Amasya Antlaşması 1555, Önemi, Sonuçları

Amasya Antlaşması, Osmanlı Devleti ile İran arasında yapılan ilk antlaşma (11 Receb 962-1 Haziran 1555).

Safevîler’in Tebriz Seferi sonrası Os­manlı sınırlarına ve Doğu Anadolu’ya yap­tıkları akınlar, Kanûni’yi yeni bir İran se­ferine çıkmak zorunda bıraktı. Nahcivan Seferi adı verilen bu harekâtta iki taraf arasında önemli bir savaş olmadı. Kanunînin başında bulunduğu Osman­lı ordusu. Şah Tahmasb’ın Doğu Ana­dolu’da yaptığı yağma ve tahribin öcü­nü almak için Nahcivan’a kadar ilerledi.
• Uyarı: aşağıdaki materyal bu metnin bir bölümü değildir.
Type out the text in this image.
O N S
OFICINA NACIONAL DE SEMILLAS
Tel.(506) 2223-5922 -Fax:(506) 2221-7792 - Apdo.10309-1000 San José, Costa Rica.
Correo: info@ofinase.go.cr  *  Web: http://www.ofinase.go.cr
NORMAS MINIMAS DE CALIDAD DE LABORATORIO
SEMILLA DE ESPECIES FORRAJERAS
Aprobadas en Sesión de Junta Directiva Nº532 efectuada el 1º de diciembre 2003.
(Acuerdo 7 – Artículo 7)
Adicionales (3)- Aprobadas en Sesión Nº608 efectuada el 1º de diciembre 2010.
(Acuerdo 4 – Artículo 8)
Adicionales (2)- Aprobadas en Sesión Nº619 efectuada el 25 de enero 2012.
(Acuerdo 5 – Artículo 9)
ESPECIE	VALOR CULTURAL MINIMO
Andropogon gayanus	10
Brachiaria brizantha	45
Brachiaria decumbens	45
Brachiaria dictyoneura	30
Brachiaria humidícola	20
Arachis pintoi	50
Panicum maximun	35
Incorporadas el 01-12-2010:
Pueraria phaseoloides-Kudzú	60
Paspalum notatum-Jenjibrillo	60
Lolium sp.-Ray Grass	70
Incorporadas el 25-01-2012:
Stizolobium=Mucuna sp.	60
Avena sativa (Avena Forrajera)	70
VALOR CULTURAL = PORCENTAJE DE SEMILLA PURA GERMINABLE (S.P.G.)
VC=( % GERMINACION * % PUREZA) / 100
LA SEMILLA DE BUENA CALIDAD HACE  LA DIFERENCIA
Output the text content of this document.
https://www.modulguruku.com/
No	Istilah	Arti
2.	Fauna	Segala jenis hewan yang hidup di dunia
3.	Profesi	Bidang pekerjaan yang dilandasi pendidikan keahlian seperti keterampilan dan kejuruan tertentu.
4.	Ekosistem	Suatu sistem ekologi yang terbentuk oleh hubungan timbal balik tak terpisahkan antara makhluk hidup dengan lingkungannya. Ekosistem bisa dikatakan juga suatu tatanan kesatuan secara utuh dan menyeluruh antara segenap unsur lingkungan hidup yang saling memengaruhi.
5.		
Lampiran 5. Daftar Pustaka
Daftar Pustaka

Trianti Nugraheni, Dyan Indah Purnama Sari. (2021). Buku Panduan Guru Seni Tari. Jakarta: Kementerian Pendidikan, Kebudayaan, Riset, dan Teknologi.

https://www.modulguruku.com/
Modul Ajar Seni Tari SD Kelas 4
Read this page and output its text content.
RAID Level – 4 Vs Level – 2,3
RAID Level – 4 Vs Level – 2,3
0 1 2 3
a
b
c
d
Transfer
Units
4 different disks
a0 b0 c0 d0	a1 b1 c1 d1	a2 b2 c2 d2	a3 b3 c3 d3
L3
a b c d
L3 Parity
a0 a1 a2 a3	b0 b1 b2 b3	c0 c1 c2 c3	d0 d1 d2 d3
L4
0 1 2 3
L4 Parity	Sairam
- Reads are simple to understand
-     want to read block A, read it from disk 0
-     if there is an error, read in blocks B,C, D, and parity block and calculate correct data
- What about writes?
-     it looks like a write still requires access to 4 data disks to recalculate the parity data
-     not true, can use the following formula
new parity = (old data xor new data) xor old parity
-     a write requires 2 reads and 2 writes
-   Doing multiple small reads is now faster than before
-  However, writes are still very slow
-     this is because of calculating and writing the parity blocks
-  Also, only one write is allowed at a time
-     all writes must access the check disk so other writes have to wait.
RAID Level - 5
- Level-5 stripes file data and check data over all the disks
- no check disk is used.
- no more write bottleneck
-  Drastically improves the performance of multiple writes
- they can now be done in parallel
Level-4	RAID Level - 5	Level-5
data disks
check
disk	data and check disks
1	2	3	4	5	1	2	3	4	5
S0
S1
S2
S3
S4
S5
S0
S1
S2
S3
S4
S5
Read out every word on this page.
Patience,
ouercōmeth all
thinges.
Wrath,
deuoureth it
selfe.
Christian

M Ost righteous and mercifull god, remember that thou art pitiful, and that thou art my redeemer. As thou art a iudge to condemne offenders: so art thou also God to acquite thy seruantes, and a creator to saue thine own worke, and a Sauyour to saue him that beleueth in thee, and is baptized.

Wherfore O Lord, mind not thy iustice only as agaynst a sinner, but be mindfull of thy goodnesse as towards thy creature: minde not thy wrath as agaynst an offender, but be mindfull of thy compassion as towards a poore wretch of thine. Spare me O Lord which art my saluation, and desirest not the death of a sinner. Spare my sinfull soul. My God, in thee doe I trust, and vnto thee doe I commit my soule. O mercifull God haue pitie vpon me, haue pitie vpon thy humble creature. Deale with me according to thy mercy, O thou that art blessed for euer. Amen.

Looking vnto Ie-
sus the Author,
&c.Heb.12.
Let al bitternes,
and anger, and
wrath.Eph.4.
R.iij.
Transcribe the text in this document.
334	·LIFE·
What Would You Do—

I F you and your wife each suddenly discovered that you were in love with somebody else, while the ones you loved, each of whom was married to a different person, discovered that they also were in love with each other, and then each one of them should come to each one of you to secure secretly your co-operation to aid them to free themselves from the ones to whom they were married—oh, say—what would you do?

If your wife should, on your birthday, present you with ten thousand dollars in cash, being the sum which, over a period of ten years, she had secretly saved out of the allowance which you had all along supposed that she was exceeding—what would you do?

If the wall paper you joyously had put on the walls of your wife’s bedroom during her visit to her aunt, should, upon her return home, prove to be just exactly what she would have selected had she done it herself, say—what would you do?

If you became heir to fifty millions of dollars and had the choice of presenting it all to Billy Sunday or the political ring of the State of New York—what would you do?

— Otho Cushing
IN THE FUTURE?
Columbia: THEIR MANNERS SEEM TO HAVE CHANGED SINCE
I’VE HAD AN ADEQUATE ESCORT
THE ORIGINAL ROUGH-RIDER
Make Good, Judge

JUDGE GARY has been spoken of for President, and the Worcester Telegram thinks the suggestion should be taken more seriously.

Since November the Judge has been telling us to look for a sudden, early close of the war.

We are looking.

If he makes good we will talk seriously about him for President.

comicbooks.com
Tahmasb, Osmanlı ordusunun gücüne karşı başarılı olamayacağını bildiği için Kanunînin karşısına çıkmadı. Osmanlı ordusunun geçeceği yerleri yakıp yık­ma, sulan zehirleme, ahaliyi göç ettir­me ve hatta tek bir yeşil ot bırakma­ma gibi pasif bir direnişe başvurdu. Bu­nun neticesinde yiyecek sıkıntısı çekme­ye başlayan Osmanlı ordusu, kışın da yaklaşması üzerine baharda bir defa daha İran’a sefere çıkmak için Nahcivan’ı terketti. Kanunî Erzurum’da iken Sa­fevî elçisi Kaçar Şahkulu gelerek Tahmasb’ın mütareke isteğini iletti. Bu is­tek Kanunî tarafından kabul edildi. Bu arada iki taraf arasın­da karşılıklı mektuplaşmalar yapılmakta idi. Bu yazışmalarda Osmanlıların Safevîler’ce kutsal sayılan “Erdebil Ocağı’nı” tahrip edecekleri yolundaki tehditleri ve bu tehdidin gerçek olduğunu ortaya koyarcasına Kanunînin Amasya’da kış­laması Şah Tahmasb’ı telâşlandırdı ve barış istemesine yol açtı.

Önemi ve Sonuçları

Bu maksatla 17 Mayıs 155S’te 100 ki­şiyi aşkın maiyetiyle Amasya’ya gelen Şah Tahmasb’ın Eşik Ağası Ferruhzâd Bey, 22 Mayıs’ta divanda kabul edilerek şahın hediyelerini ve barış isteyen mek­tubunu Kanunî’ye sundu. Tahmasb bu mektubunda barış yolunun iki taraf ara­sında daima açık bulunmasını, iyi ilişkiler kurulmasını, Kabe ve diğer kutsal yerleri ziyaret edecek İranlı hacı­lara Osmanlı topraklarından geçmeleri için izin verilmesini istiyordu. Kanunînin bu istekleri olumlu karşılayan ve antlaş­ma şartlarını belirleyen mektubu da 1 Haziran’da yeniden divana çağırılan elçi­ye verildi. Amasya Antlaşması esasen bu mektuba dayanmakta. Kanunînin gön­derdiği bu mektup antlaşmanın esasları­nı tesbit etmektedir. İran’da sadece Hz. Ali’yi meşru halife sayan müfrit Şiîler’in diğer üç halifeyi, sahabeyi ve Hz. Âişe’yi lanetlemeleri ve bunu bir merasim hali­ne getirmeleri demek olan Teberrâîliğin yasaklanmasına dair elçinin verdiği temi­natın gerçekleşmesinin umulduğu, kar­şı taraftan herhangi bir saldrı olmadık­ça Osmanlı hudut beylerinin İran’a kar­şı harekete geçmeyecekleri, İranlı hacı­ların kutsal yerleri ziyaret için Osmanlı topraklarından geçmelerine izin verildi­ği gibi üç ana nokta antlaşmanın esası­nı teşkil etmiştir.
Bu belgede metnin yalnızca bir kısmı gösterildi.